A Visit to Tuscany and a Medical Conference
Dear readers (now including former Bernardians of spring 2008),
As promised, I wanted to share a little bit of my travels after my time at Bernardi in Rome. Immediately after finals, even while the group was still in the airplane, I began my plans for a study break in the Tuscan region. So with a little planning on my part, and a lot of generosity on the parts of others, I found myself for 4 days in a small apartment in the city of Castagneto Carducci which was just a short walk from the ocean. I have to say, the pace of the trip was quite slow and focused more on leisurely reading on the beach than it did of sight-seeing, but I did get to tour the vineyard of Michele Satta who makes some of the regions finest Bolgheri wines.
Tuscany has some of the beautiful countryside I have ever seen in my life, with a sunset where the green rolling hills and the pinks in the sky crash together and fall over the horizon of the Mediterranean in a way which no doubt inspired the poetry of Carducci. The Tuscan region is full of small cities which are off the beaten track which was a nice break from the tourist hubbub of Rome. The break had appeared long enough on the calendar, but in reality passed all too quickly.

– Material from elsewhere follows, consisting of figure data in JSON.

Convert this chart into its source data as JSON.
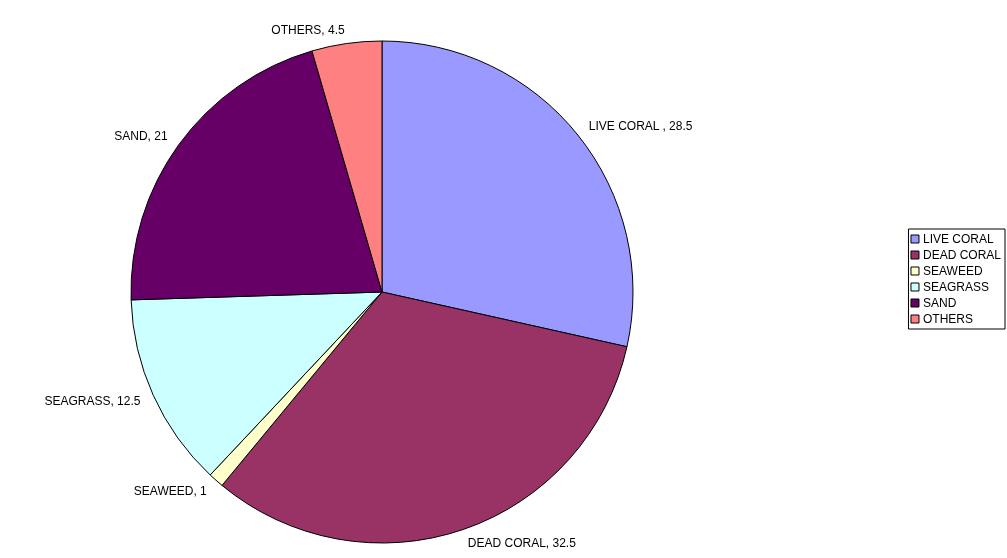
{
  "chart_data": {
    "type": "pie",
    "categories": [
      "LIVE CORAL",
      "DEAD CORAL",
      "SEAWEED",
      "SEAGRASS",
      "SAND",
      "OTHERS"
    ],
    "values": [
      28.5,
      32.5,
      1,
      12.5,
      21,
      4.5
    ],
    "value_labels": [
      "LIVE CORAL , 28.5",
      "DEAD CORAL, 32.5",
      "SEAWEED, 1",
      "SEAGRASS, 12.5",
      "SAND, 21",
      "OTHERS, 4.5"
    ],
    "colors": [
      "#9999ff",
      "#993366",
      "#ffffcc",
      "#ccffff",
      "#660066",
      "#ff8080"
    ],
    "legend": "right"
  }
}
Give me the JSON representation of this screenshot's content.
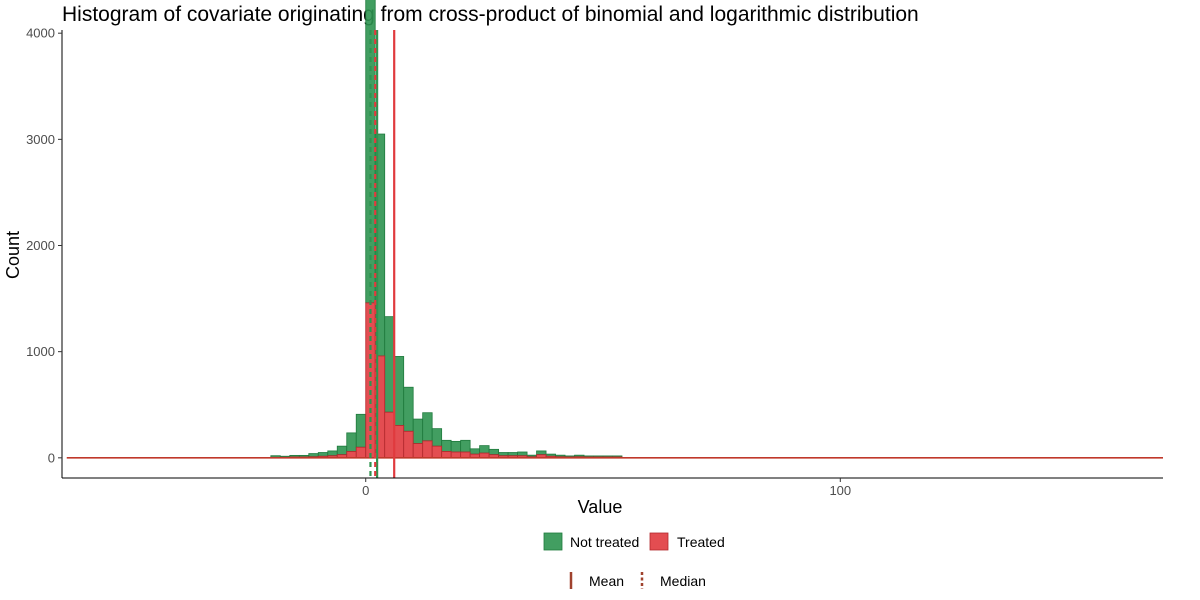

Finishing my time in Rome, I attended the American Academy of Fertility Care Professionals (AAFCP), a Catholic medical conference focusing on novel fertility treatments and surgeries which are in line with the teachings of the Catholic Church and the encyclical Humanae Vitae, material I had studied in my Catholic Studies courses that very semester. For me, the conference was a breath of fresh air, both because it provided concrete procedures in medicine grounded in Church teaching and because the conference stimulated the synopsizes containing my previous biochemistry studies which had gone dormant. The conference helped me realize how much of love the sciences, but also, how valuable this semester has been by providing an education which will shape both the way in which I will do medical school and the way I hope to practice medicine. (*Future Rome student tip: If you are interested in double majoring with Catholic studies, start planning early, especially if your other major is not going have many overlapping classes, as is the case is most sciences).